Chapter 24
24
“Two days,” Ward said, voice flat and cold. “Hiller backs off, or I clean it up myself. You may need to have a talk with him, Your… Honor. Explain to him the situation.”
Did this fool really think it would work this way? Ward had gotten greedy and stupid and he thought everyone was a chess piece on his board. But people just didn’t work the way Ward seemed to think. Was Holland supposed to just say, “Hey, George, I need you to back off now to make Ward happy!”
That wasn’t the way any of this would work. Not one bit.
Holland shifted in his chair, fingers tightening around the armrests. “He’s not like Jim Tolben. You can’t bully Hiller the way you have Tolben. Hiller will just get angry and stop pulling punches. He’s smart and he’s well-connected and he’s not afraid of standing for what he believes, damn him. Unlike Tolben, Hiller isn’t the kind to keep his fucking mouth shut.”
Hell, Holland actually liked George Hiller and what he stood for when he thought about it. The younger man had a damned spine. Unlike the man standing across from him now.
Ward turned, stepping closer, the floorboards creaking under his boots. “I don’t care who he is. Accidents happen all the time.” He leaned over the desk, his weight pressing down. “Brakes fail. Roads get slick. Then it’s ‘bye-bye, Mr. Hiller and your beautiful little blonde clerk.’ The whole town will turn out for the funerals. What a tragedy. They were so young and so beautiful together, and they had a baby on the way, too. Why, Gayle and Max must be beyond heartbroken! I can just see it now.”
“You sick son-of-a-bitch. That’s a pregnant woman.” And he’d do it, too. Holland could see it in Ward’s soulless eyes. He’d kill that clerk, that unborn baby, just on the off chance he could get what he wanted. Bastard.
He sickened Holland completely. This… was who he’d thrown his lot in with? What had he become?
Ward drummed his damned sausage fingers on the files open atop the desk.
“Then do your job. And keep it in mind—her brother is FBI. Handles corruption. You know what that would mean? Might be best for her and Hiller to just…go bye-bye.” His finger trailed across the papers, pausing at Tolben’s name. “You’ve been dragging your feet too long. Fix it. Unless… you no longer want to play the game?”
Holland grabbed the folder, flipping it open. False filings, forged signatures, backdated approvals—it was all right there. He had documented everything Ward had demanded. From day one.
He just didn’t know what to do with it now.
“I can stall him,” Holland said, his voice tight. “But it won’t be enough.”
Ward leaned in, close enough that Holland could smell the cigarette smoke clinging to his breath. Who the hell smoked anymore? Filthy habit. “Make it enough.”

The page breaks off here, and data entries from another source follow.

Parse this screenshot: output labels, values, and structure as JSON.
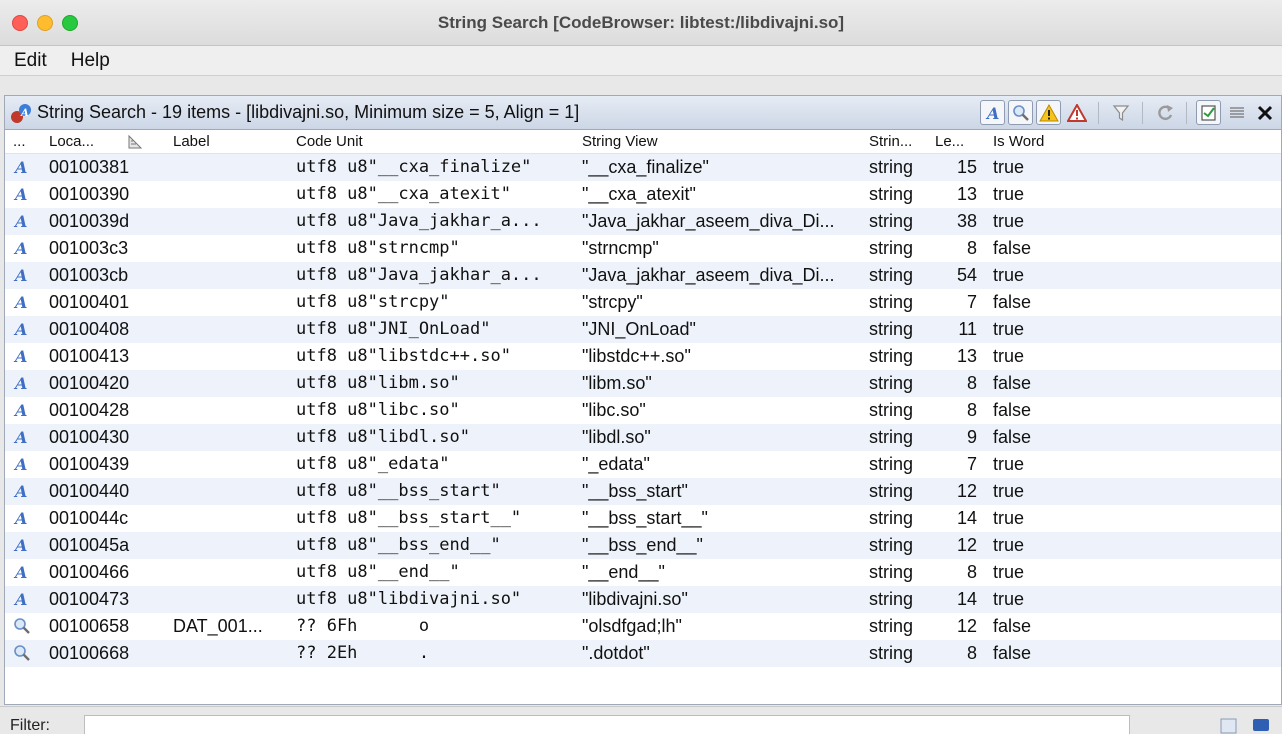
{
  "window": {
    "title": "String Search [CodeBrowser: libtest:/libdivajni.so]"
  },
  "menu": [
    "Edit",
    "Help"
  ],
  "panel": {
    "title": "String Search - 19 items - [libdivajni.so, Minimum size = 5, Align = 1]"
  },
  "columns": {
    "icon": "...",
    "location": "Loca...",
    "label": "Label",
    "code_unit": "Code Unit",
    "string_view": "String View",
    "string_type": "Strin...",
    "length": "Le...",
    "is_word": "Is Word"
  },
  "rows": [
    {
      "icon": "string",
      "location": "00100381",
      "label": "",
      "code_unit": "utf8 u8\"__cxa_finalize\"",
      "string_view": "\"__cxa_finalize\"",
      "string_type": "string",
      "length": "15",
      "is_word": "true"
    },
    {
      "icon": "string",
      "location": "00100390",
      "label": "",
      "code_unit": "utf8 u8\"__cxa_atexit\"",
      "string_view": "\"__cxa_atexit\"",
      "string_type": "string",
      "length": "13",
      "is_word": "true"
    },
    {
      "icon": "string",
      "location": "0010039d",
      "label": "",
      "code_unit": "utf8 u8\"Java_jakhar_a...",
      "string_view": "\"Java_jakhar_aseem_diva_Di...",
      "string_type": "string",
      "length": "38",
      "is_word": "true"
    },
    {
      "icon": "string",
      "location": "001003c3",
      "label": "",
      "code_unit": "utf8 u8\"strncmp\"",
      "string_view": "\"strncmp\"",
      "string_type": "string",
      "length": "8",
      "is_word": "false"
    },
    {
      "icon": "string",
      "location": "001003cb",
      "label": "",
      "code_unit": "utf8 u8\"Java_jakhar_a...",
      "string_view": "\"Java_jakhar_aseem_diva_Di...",
      "string_type": "string",
      "length": "54",
      "is_word": "true"
    },
    {
      "icon": "string",
      "location": "00100401",
      "label": "",
      "code_unit": "utf8 u8\"strcpy\"",
      "string_view": "\"strcpy\"",
      "string_type": "string",
      "length": "7",
      "is_word": "false"
    },
    {
      "icon": "string",
      "location": "00100408",
      "label": "",
      "code_unit": "utf8 u8\"JNI_OnLoad\"",
      "string_view": "\"JNI_OnLoad\"",
      "string_type": "string",
      "length": "11",
      "is_word": "true"
    },
    {
      "icon": "string",
      "location": "00100413",
      "label": "",
      "code_unit": "utf8 u8\"libstdc++.so\"",
      "string_view": "\"libstdc++.so\"",
      "string_type": "string",
      "length": "13",
      "is_word": "true"
    },
    {
      "icon": "string",
      "location": "00100420",
      "label": "",
      "code_unit": "utf8 u8\"libm.so\"",
      "string_view": "\"libm.so\"",
      "string_type": "string",
      "length": "8",
      "is_word": "false"
    },
    {
      "icon": "string",
      "location": "00100428",
      "label": "",
      "code_unit": "utf8 u8\"libc.so\"",
      "string_view": "\"libc.so\"",
      "string_type": "string",
      "length": "8",
      "is_word": "false"
    },
    {
      "icon": "string",
      "location": "00100430",
      "label": "",
      "code_unit": "utf8 u8\"libdl.so\"",
      "string_view": "\"libdl.so\"",
      "string_type": "string",
      "length": "9",
      "is_word": "false"
    },
    {
      "icon": "string",
      "location": "00100439",
      "label": "",
      "code_unit": "utf8 u8\"_edata\"",
      "string_view": "\"_edata\"",
      "string_type": "string",
      "length": "7",
      "is_word": "true"
    },
    {
      "icon": "string",
      "location": "00100440",
      "label": "",
      "code_unit": "utf8 u8\"__bss_start\"",
      "string_view": "\"__bss_start\"",
      "string_type": "string",
      "length": "12",
      "is_word": "true"
    },
    {
      "icon": "string",
      "location": "0010044c",
      "label": "",
      "code_unit": "utf8 u8\"__bss_start__\"",
      "string_view": "\"__bss_start__\"",
      "string_type": "string",
      "length": "14",
      "is_word": "true"
    },
    {
      "icon": "string",
      "location": "0010045a",
      "label": "",
      "code_unit": "utf8 u8\"__bss_end__\"",
      "string_view": "\"__bss_end__\"",
      "string_type": "string",
      "length": "12",
      "is_word": "true"
    },
    {
      "icon": "string",
      "location": "00100466",
      "label": "",
      "code_unit": "utf8 u8\"__end__\"",
      "string_view": "\"__end__\"",
      "string_type": "string",
      "length": "8",
      "is_word": "true"
    },
    {
      "icon": "string",
      "location": "00100473",
      "label": "",
      "code_unit": "utf8 u8\"libdivajni.so\"",
      "string_view": "\"libdivajni.so\"",
      "string_type": "string",
      "length": "14",
      "is_word": "true"
    },
    {
      "icon": "search",
      "location": "00100658",
      "label": "DAT_001...",
      "code_unit": "?? 6Fh      o",
      "string_view": "\"olsdfgad;lh\"",
      "string_type": "string",
      "length": "12",
      "is_word": "false"
    },
    {
      "icon": "search",
      "location": "00100668",
      "label": "",
      "code_unit": "?? 2Eh      .",
      "string_view": "\".dotdot\"",
      "string_type": "string",
      "length": "8",
      "is_word": "false"
    }
  ],
  "filter": {
    "label": "Filter:",
    "value": ""
  }
}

“You don’t get it. Hiller has people. He won’t just walk away. And the more we make it so obvious, the less likely he is to back down. I told you the Tolben case was too much. I told you not to go up against Hiller. You got greedy, damn it.”
“Make him back off. Or I will.”
Why did he think Holland had the power to make George Hiller do anything?

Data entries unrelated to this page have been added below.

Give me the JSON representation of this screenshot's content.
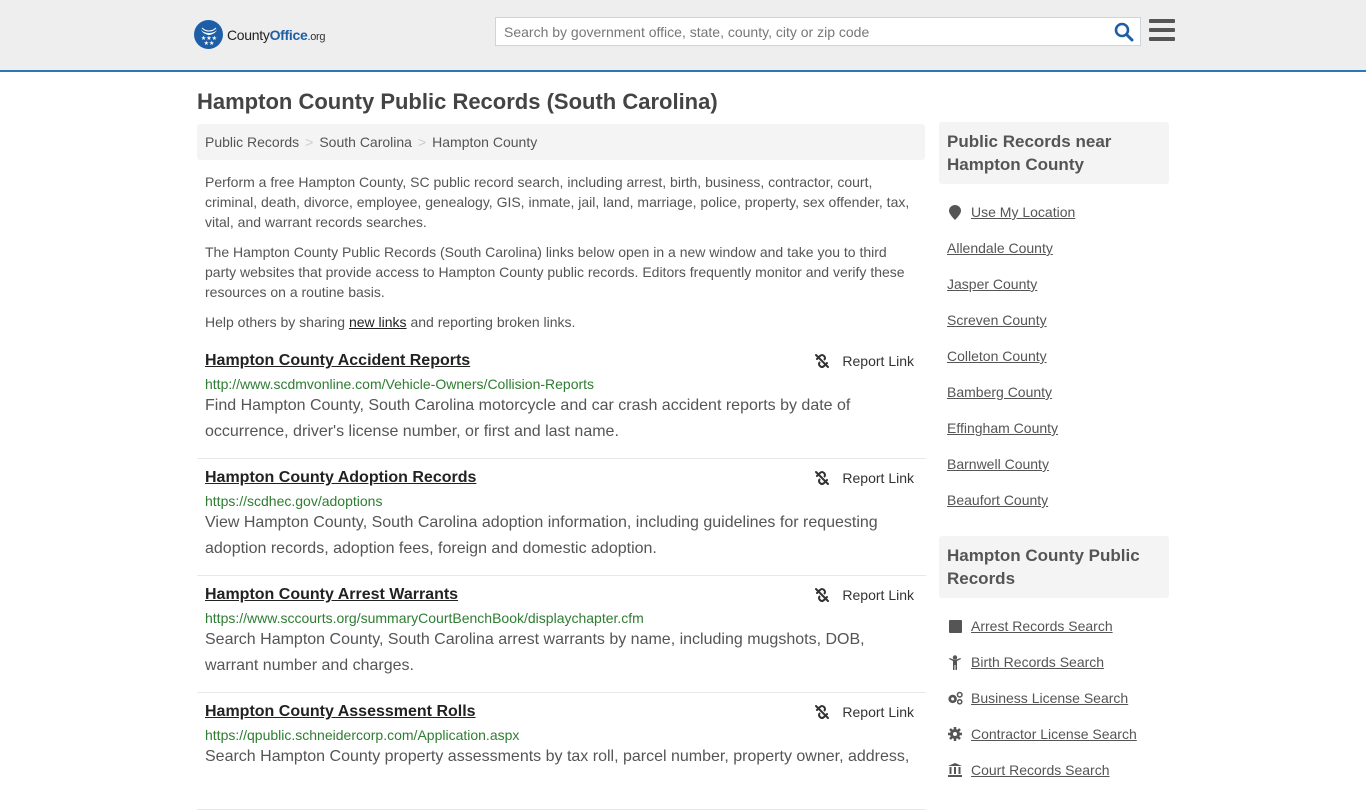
{
  "header": {
    "logo": {
      "brand_prefix": "County",
      "brand_main": "Office",
      "brand_suffix": ".org"
    },
    "search": {
      "placeholder": "Search by government office, state, county, city or zip code",
      "value": ""
    },
    "colors": {
      "accent": "#2d77b4",
      "logo_blue": "#1e5ea6",
      "url_green": "#2e7d32"
    }
  },
  "page": {
    "title": "Hampton County Public Records (South Carolina)",
    "breadcrumb": [
      "Public Records",
      "South Carolina",
      "Hampton County"
    ],
    "intro": {
      "p1": "Perform a free Hampton County, SC public record search, including arrest, birth, business, contractor, court, criminal, death, divorce, employee, genealogy, GIS, inmate, jail, land, marriage, police, property, sex offender, tax, vital, and warrant records searches.",
      "p2": "The Hampton County Public Records (South Carolina) links below open in a new window and take you to third party websites that provide access to Hampton County public records. Editors frequently monitor and verify these resources on a routine basis.",
      "p3_before": "Help others by sharing ",
      "p3_link": "new links",
      "p3_after": " and reporting broken links."
    },
    "report_label": "Report Link",
    "records": [
      {
        "title": "Hampton County Accident Reports",
        "url": "http://www.scdmvonline.com/Vehicle-Owners/Collision-Reports",
        "desc": "Find Hampton County, South Carolina motorcycle and car crash accident reports by date of occurrence, driver's license number, or first and last name."
      },
      {
        "title": "Hampton County Adoption Records",
        "url": "https://scdhec.gov/adoptions",
        "desc": "View Hampton County, South Carolina adoption information, including guidelines for requesting adoption records, adoption fees, foreign and domestic adoption."
      },
      {
        "title": "Hampton County Arrest Warrants",
        "url": "https://www.sccourts.org/summaryCourtBenchBook/displaychapter.cfm",
        "desc": "Search Hampton County, South Carolina arrest warrants by name, including mugshots, DOB, warrant number and charges."
      },
      {
        "title": "Hampton County Assessment Rolls",
        "url": "https://qpublic.schneidercorp.com/Application.aspx",
        "desc": "Search Hampton County property assessments by tax roll, parcel number, property owner, address,"
      }
    ]
  },
  "sidebar": {
    "nearby": {
      "heading": "Public Records near Hampton County",
      "use_location": "Use My Location",
      "items": [
        "Allendale County",
        "Jasper County",
        "Screven County",
        "Colleton County",
        "Bamberg County",
        "Effingham County",
        "Barnwell County",
        "Beaufort County"
      ]
    },
    "county_records": {
      "heading": "Hampton County Public Records",
      "items": [
        {
          "label": "Arrest Records Search",
          "icon": "square-icon"
        },
        {
          "label": "Birth Records Search",
          "icon": "child-icon"
        },
        {
          "label": "Business License Search",
          "icon": "cogs-icon"
        },
        {
          "label": "Contractor License Search",
          "icon": "gear-icon"
        },
        {
          "label": "Court Records Search",
          "icon": "courthouse-icon"
        }
      ]
    }
  }
}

“This isn’t a game, Holland. Two days.”
And then Ward was gone. Leaving Holland with everything scattered around him. Everything.
He wasn’t going to stop this. Not and keep his life, his soul, intact. He’d already sold out to the devil.
Holland flipped the Tolben folder open again. Hiller’s name jumped out from the pages, underlined, highlighted, marked with dates and annotations. He traced the lines with his finger, following the pattern of pressure Ward had forced him to apply. He had shut down appeals, delayed rulings, and buried complaints—all to pave the way for Ward’s plans.
The courthouse clock chimed the hour, each toll reverberating through his chest. Counting down the minutes. The minutes until he gave his soul over to the devil forever. That’s what it was.
What he had become a party to.
As far as he knew, Ward hadn’t killed anyone or physically hurt anyone. Yet. But the man would. Eventually. It was just a matter of time.
First, it would be Hiller. And then… that girl. Who had done nothing wrong but fall in love with a man with a conscience, a soul. And then who would be next? One of Holland’s own children, his wife—to force Holland to keep playing Ward’s game?
When would it ever end?
He pulled open the drawer where he kept the bottle.
Holland wanted to throw it—his damned liquid courage. That’s what it was. Instead, he drank. More of the damned whiskey than he had in a long time.
And when he was done, his fingers twisted around metal.
Cold metal.
As he knew what he needed to do now. To fix this.
To stop Hiller from screwing everything up for them all.